The Pittsburgh, Harmony, Butler, and New Castle Railway (more commonly known as the Harmony Line), operated a daily trolley service from 1908 to 1931 that connected Ellwood City to Evans City and Pittsburgh. Not only did the trolley line carry passengers, but it also was used by rural farmers to carry crops and even livestock to the cities for sale.
In the early 1900′s Edwin Lamb’s automobile was the first and perhaps only one in Ellwood City. The rest of the citizens in town would have to travel by horse and wagon to get to Butler or upon the slow Baltimore and Ohio passenger train. Then in 1905 Russell H. Boggs of Evans City, and his business partner Henry Buhl, owned a department store in Pittsburgh and wanted to expedite travel between rural areas and Pittsburgh. Mr. Boggs developed friendly relations over the years with regular trips between Evans City and Pittsburgh buying from local farmers and selling store goods to rural families. Through these relationships, he was able to obtain a right-of-way for the Harmony Line trolley system. In exchange for the right-of-way and One Dollar, each landowner received a promise to establish a trolley stop on his property and electric run to their homes for the first time. The promised terminals were added to the PHB&NC but the local trolleys only stopped if passengers were waiting at the makeshift buildings. The Express trolleys only stopped at the large stations in Pittsburgh, Harmony, Evans City, Butler, Ellwood City, & New Castle.
On July 2, 1908, the very first run on the Harmony Line began at the Harmony car barn to the Ellwood City station. The Ellwood City PHB&NC station and freight station were built on the Southeast corner of Spring Avenue and Fifth Street. The freight station building was still standing as late as 1999. The Ellwood City station was the original end of the line from 1908 until 1914 when the Beaver Valley extension was opened. The original Koppel Bridge was built by the railway for this extension. The cement pillars are the only signs that remain today of the original bridge with a United States flag mounted upon one pillar west of the current bridge. Dambach Lumber built a new group of trolleys at the shop near Evans City for the opening of the line to Beaver Falls. These cars were referred to as ‘gunboat’ cars and there is an old wives tale that they were built low to get under the subway in Ellwood City but historians don’t believe that to be true as lower “arch” roof cars were the modern look in 1914.
The typical car on the Harmony Line could accommodate about forty passengers and included three different sections: a general seating area, a smoker section, and a baggage section. Eventually the Harmony Line added special party cars to their lineup that could be rented for $55 per day. Church groups, school students, and small parties enjoyed movies and card-playing aboard the party cars on their way to and from special occasions.

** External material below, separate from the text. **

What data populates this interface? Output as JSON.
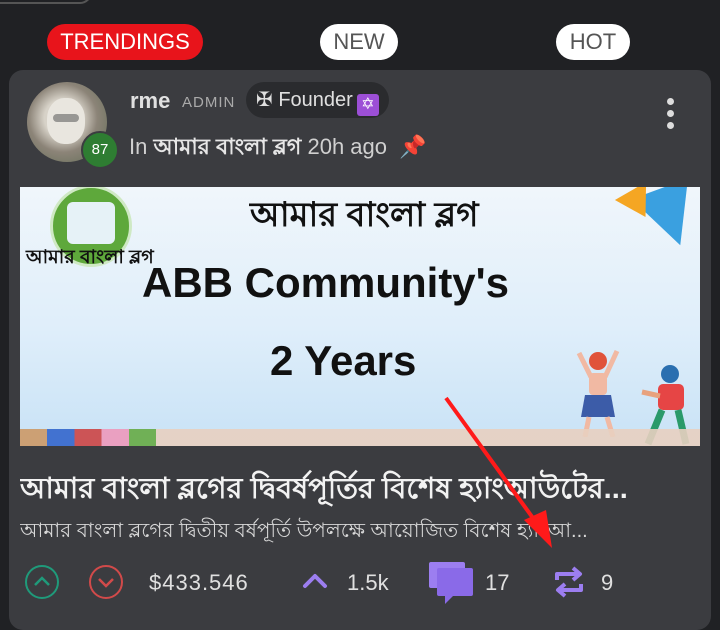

As the popularity of the automobile increased and the Great Depression continued, passengers on the PHB&NC decreased. January Fourth 1931 marked the beginning of the end when the Harmony line between Koppel and Morado was abandoned and the line from Ellwood City to Koppel was greatly reduced. Maurice Scharff, a receiver appointed in federal court, assumed charge of the Harmony and Butler short line April 6th and things continued to get worse.
The summer of 1931 started with the closing of the Pittsburgh/Butler route and on June ninth the petitions to abandon the Harmony streetcar route between New Castle and Beaver Falls was approved. The line running through Ellwood City continued through the summer but the losses became too great. August eleventh Federal Judge F.P. Schoonmaker signed an order granting permission for the abandonment of the remainder of the Pittsburgh, Harmony, Butler, and New Castle Street Railway Co., more commonly known as Harmony Line. In the early hours of August 15, 1931, the last Harmony Line trolley pulled into the Harmony car barn and the P.H.B.&N.C. had come to an end.
In a large ceremony to commemorate the end of an era, all of the trolleys were ceremoniously burned. All except one single car. Car 115 survived the purge simply because it was forgotten about. The car had been broken down and abandoned along Route 65 just outside of Ellwood City heading towards New castle. After the Harmony Line closed in August of 1931, a former motorman for the line turned the car into Clark’s Diner. Eventually, Clark’s Diner would become the Ranch which was much larger than the original restaurant. Fifty-five years after the opening of Clark’s Diner, car 115 was purchased and extracted from the Ranch and sent to the Pennsylvania Trolley Museum in Washington, PA.